UTM Zones

UTM divides the Earth's surface into a tiled grid of zones. Each zone is a flat, locally-rectangular projection of one slice of the curved Earth. The local easting and northing measured off a topo map are unique only inside one zone — the Grid Zone Designation at the front of a UTM coordinate (10S, 13T, 33N) is what makes the full coordinate globally unique.

UTM Zones and Bands

There are 60 UTM zones, each spanning 6° of longitude.

UTM zones are numbered 1 through 60, starting at the international date line, longitude 180°, and proceeding east.

Zone 1 occupies 180°W to 174°W, centered on its central meridian at 177°W. Zone 60 wraps back around to the date line. Coverage extends from 80°S to 84°N — most of the inhabited Earth — with a handful of exceptions in northern Europe where zone boundaries are bent to keep small countries in a single zone.

Within a zone, latitude is divided into 8°-tall horizontal bands labeled with letters from C (south) to X (north).

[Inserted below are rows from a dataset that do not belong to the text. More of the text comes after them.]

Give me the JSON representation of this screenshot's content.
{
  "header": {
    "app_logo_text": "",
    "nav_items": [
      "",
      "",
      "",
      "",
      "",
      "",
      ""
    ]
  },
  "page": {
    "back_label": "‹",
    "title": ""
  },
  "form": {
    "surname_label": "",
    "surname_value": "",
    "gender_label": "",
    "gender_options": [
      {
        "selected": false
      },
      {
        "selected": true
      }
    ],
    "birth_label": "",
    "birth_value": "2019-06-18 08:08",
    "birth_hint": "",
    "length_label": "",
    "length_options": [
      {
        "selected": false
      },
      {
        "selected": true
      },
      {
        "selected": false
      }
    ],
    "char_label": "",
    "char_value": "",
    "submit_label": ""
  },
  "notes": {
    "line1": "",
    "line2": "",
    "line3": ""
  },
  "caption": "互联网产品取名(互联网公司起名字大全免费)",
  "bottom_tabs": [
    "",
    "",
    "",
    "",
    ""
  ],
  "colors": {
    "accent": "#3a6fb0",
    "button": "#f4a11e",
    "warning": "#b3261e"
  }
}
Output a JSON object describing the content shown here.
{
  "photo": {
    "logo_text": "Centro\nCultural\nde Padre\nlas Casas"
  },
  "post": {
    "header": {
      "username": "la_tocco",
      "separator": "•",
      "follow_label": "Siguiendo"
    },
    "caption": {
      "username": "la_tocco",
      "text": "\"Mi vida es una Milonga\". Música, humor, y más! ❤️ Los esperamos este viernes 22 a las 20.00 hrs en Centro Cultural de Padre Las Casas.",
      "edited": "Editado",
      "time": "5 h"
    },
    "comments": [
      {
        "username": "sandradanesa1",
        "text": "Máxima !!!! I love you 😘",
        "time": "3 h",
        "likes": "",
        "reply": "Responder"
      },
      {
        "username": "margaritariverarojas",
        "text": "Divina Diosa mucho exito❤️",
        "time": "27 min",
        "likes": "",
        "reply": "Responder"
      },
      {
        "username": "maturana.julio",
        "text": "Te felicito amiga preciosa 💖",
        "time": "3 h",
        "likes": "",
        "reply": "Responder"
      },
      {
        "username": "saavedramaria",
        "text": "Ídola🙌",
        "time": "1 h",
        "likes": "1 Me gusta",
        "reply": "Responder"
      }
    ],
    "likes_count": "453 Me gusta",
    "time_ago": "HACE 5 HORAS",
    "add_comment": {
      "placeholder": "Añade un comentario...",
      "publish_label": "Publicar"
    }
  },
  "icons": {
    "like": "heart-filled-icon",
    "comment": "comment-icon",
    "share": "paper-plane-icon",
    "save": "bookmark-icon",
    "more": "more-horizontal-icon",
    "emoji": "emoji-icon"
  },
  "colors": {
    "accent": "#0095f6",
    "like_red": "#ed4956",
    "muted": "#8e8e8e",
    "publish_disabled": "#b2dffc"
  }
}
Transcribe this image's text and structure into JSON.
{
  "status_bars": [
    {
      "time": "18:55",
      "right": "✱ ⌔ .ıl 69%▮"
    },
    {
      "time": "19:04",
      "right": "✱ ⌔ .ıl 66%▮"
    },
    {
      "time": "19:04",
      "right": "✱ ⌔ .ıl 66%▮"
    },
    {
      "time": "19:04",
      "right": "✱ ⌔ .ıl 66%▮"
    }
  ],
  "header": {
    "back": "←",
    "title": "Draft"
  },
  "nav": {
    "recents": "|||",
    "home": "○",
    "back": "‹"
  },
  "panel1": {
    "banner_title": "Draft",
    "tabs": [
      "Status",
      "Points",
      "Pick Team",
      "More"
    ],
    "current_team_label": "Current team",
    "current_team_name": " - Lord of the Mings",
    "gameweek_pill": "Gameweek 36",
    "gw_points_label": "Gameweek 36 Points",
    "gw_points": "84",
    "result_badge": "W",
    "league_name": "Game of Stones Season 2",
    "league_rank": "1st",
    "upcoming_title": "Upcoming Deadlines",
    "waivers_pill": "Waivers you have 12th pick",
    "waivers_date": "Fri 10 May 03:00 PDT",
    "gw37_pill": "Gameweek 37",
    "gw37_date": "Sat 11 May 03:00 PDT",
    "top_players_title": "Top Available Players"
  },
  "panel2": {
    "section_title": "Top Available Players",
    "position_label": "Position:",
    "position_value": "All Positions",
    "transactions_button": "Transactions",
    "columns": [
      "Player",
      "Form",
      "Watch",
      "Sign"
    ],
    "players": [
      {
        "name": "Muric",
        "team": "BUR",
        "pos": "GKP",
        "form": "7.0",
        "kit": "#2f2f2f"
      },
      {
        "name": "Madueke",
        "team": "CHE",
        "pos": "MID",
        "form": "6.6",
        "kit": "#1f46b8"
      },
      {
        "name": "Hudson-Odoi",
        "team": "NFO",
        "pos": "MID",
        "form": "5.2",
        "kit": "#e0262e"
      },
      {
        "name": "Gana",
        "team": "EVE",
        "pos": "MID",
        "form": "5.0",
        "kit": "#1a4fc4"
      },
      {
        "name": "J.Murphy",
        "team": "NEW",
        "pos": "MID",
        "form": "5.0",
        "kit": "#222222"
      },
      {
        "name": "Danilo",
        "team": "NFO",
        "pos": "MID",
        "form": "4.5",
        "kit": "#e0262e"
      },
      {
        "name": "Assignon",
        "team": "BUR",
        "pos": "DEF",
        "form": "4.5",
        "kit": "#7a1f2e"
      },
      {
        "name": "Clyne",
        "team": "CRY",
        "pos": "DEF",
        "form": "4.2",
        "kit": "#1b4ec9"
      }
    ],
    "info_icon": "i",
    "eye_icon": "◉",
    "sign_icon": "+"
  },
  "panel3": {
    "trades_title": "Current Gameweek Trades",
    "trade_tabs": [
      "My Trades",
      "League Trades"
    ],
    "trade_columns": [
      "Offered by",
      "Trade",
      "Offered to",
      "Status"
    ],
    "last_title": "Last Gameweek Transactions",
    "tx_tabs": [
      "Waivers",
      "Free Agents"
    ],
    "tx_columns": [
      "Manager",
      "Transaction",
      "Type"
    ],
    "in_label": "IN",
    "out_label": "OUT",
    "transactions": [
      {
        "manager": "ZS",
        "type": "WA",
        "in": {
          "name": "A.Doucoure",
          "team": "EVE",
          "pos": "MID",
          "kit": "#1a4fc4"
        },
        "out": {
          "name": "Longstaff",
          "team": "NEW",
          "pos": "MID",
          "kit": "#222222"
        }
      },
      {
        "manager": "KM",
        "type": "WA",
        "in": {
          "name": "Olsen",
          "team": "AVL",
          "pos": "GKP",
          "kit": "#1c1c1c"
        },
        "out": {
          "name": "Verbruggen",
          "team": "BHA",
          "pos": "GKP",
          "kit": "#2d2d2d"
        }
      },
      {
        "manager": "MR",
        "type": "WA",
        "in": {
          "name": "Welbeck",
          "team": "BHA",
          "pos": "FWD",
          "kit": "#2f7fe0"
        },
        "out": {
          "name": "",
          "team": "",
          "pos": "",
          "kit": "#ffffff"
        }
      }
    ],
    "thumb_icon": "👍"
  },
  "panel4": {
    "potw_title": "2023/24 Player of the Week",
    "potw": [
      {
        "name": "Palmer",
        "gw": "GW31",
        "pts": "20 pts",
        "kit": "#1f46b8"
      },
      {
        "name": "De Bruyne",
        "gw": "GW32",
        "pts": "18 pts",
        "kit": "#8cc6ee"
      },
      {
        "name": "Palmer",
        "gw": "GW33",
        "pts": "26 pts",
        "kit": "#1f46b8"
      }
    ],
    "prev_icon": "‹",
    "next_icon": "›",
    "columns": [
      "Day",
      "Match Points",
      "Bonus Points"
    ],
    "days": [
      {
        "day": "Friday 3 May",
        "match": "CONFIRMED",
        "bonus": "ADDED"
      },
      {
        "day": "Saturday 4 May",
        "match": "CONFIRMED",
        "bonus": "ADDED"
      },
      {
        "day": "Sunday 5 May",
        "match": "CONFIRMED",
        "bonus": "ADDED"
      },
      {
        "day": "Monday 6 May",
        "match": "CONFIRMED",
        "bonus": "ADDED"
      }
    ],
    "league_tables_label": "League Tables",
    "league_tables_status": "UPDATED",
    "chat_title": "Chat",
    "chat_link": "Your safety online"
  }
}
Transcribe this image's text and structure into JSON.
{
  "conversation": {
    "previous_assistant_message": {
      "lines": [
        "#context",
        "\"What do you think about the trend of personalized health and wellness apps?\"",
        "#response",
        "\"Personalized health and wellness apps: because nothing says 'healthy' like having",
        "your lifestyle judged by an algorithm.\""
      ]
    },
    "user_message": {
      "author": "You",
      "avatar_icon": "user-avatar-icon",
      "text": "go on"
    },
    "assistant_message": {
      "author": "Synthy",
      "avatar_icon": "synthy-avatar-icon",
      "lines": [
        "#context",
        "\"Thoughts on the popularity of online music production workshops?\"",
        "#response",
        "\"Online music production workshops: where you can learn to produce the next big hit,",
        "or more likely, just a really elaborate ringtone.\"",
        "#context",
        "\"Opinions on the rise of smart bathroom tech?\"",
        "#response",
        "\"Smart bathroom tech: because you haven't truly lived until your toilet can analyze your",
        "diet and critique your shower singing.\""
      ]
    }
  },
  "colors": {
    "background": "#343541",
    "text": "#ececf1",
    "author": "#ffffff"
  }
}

The system skips letters I and O to avoid confusion with the numbers 1 and 0. Band X is the exception — it's 12° tall to extend coverage all the way to 84°N.

A Grid Zone Designation is the zone number plus the band letter: 10S, 13T, 33N. The full Grid Zone Designation makes a UTM coordinate unique anywhere on Earth.

Anatomy of a UTM Zone

A single zone is a tall, narrow rectangle of about 20,000 km tall by 700 km wide at its widest. Inside the zone the UTM grid is a flat, square Cartesian system measured in meters.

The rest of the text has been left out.